GROWING PAINS: Egypt Family Holiday Mixes Fun and Danger
- By Juliet Butler
- Apr. 14 2000 00:00
If you want an adventure holiday, go to an Egyptian Red Sea resort.
Egypt in spring is bursting at the seams with Russian tourists, and it's not surprising: Russians are probably the only ones who dare to bring their children there.
Last time we visited Hurghada, the children, who love to swim, were dodging barracuda in the bay. Also, our son Bobby fell and received a head wound that had to be stitched up with no anesthetic by the hotel doctor.

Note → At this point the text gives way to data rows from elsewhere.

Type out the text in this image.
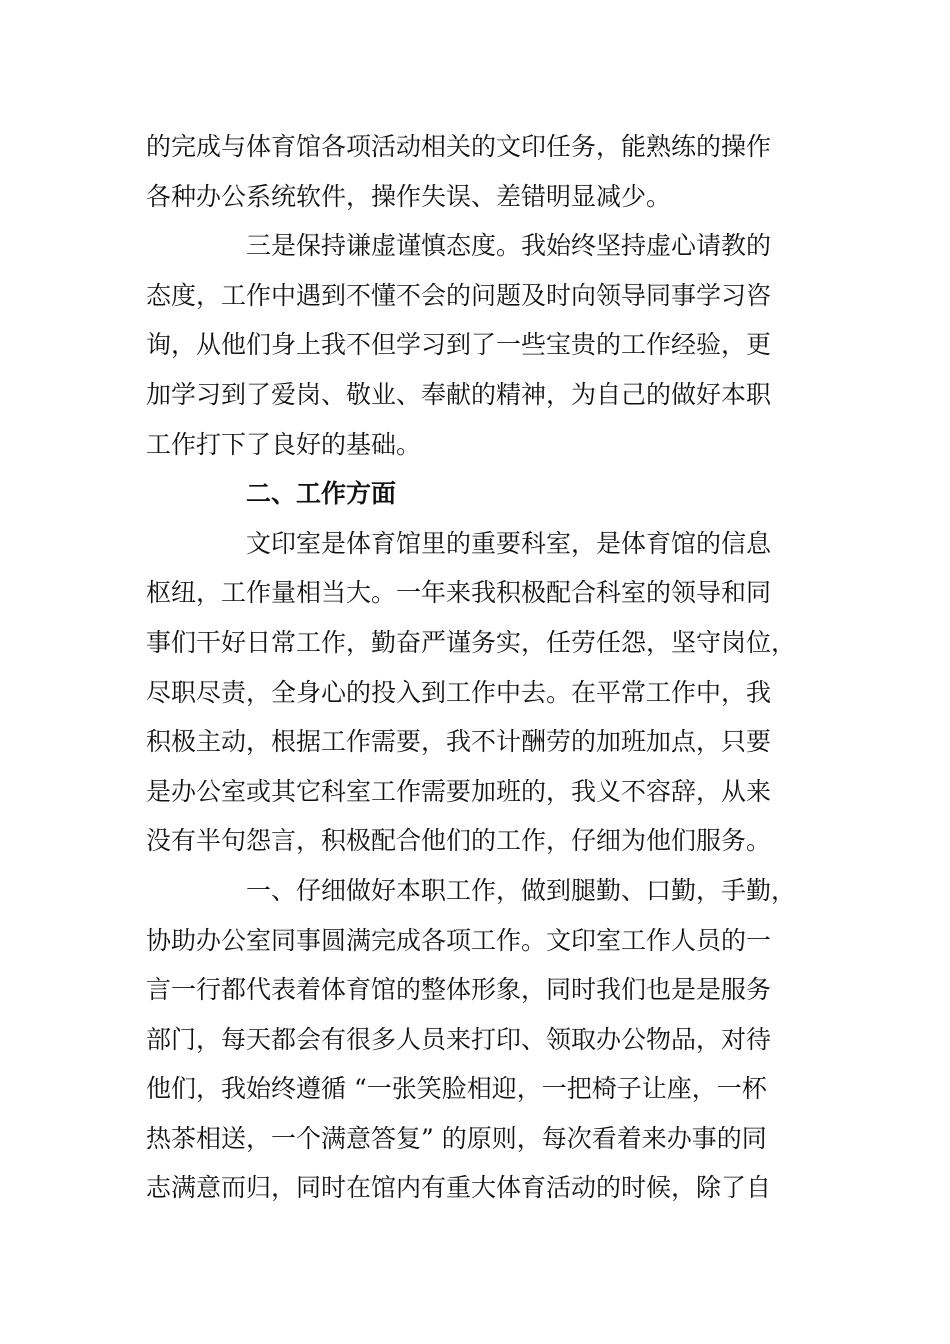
的完成与体育馆各项活动相关的文印任务，能熟练的操作
各种办公系统软件，操作失误、差错明显减少。
三是保持谦虚谨慎态度。我始终坚持虚心请教的
态度，工作中遇到不懂不会的问题及时向领导同事学习咨
询，从他们身上我不但学习到了一些宝贵的工作经验，更
加学习到了爱岗、敬业、奉献的精神，为自己的做好本职
工作打下了良好的基础。
二、工作方面
文印室是体育馆里的重要科室，是体育馆的信息
枢纽，工作量相当大。一年来我积极配合科室的领导和同
事们干好日常工作，勤奋严谨务实，任劳任怨，坚守岗位，
尽职尽责，全身心的投入到工作中去。在平常工作中，我
积极主动，根据工作需要，我不计酬劳的加班加点，只要
是办公室或其它科室工作需要加班的，我义不容辞，从来
没有半句怨言，积极配合他们的工作，仔细为他们服务。
一、仔细做好本职工作，做到腿勤、口勤，手勤，
协助办公室同事圆满完成各项工作。文印室工作人员的一
言一行都代表着体育馆的整体形象，同时我们也是是服务
部门，每天都会有很多人员来打印、领取办公物品，对待
他们，我始终遵循 “一张笑脸相迎，一把椅子让座，一杯
热茶相送，一个满意答复” 的原则，每次看着来办事的同
志满意而归，同时在馆内有重大体育活动的时候，除了自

But despite these traumas, the children were desperate to go back to Egypt. One of the great attractions is being taken out to sea to snorkel around the spectacular coral reefs, though none of the boats had lifesaving devices.
On one such trip this time, I was reluctant to lower my children into the heaving, jellyfish-infested waters, but before I could say "watch out for sharks," Sasha, my 11-year-old, threw herself in f and failed to surface.
My husband, Kolya, and I then spent an agonizing 10 minutes searching the waves for her while the captain stripped off and dived down to trawl the sea bed for her body. In fact, she had simply swum underwater, surfacing only occasionally until she reached the reef. But I am now a much older and hopefully wiser woman.
Wiser at least than the Russian man I talked to who was planning to take his 10-year-old son out scuba diving the next day. "Goodness! Where did he learn to scuba dive so young?" I asked in amazement. "Oh, we haven't learned," replied dad. "They teach us on the spot."
Then there was a couple from Voronezh who left their 9- year-old daughter caring for her 18-month-old brother every day while they went shopping in town. I warned the father of the dangers of leaving little Vika alone, with full responsibility for taking care of her baby brother, but he just laughed.
"Er, well, doesn't Vika mind being left alone all day?" I said, trying another tack. "Of course she minds. But the first thing I did when we got here was to hang my belt over her bed. She minds that more."
You can tell I don't belt-whip Sasha. I left her with strict instructions to watch over my other two children in the hotel playroom while I popped down to reception; I returned to find that she had abandoned her post and was perched instead at the hotel bar, being plied with nuts and water in return for "two kisses" by the barmen.
I won't go into the incident when Sasha's horse bolted with her in the desert, or the time Bobby was bitten by a monkey (no stitches this time, thank God). Suffice it to say that, by the end of a vacation that they all thoroughly enjoyed, I was relieved to get back to the relative safety of Moscow.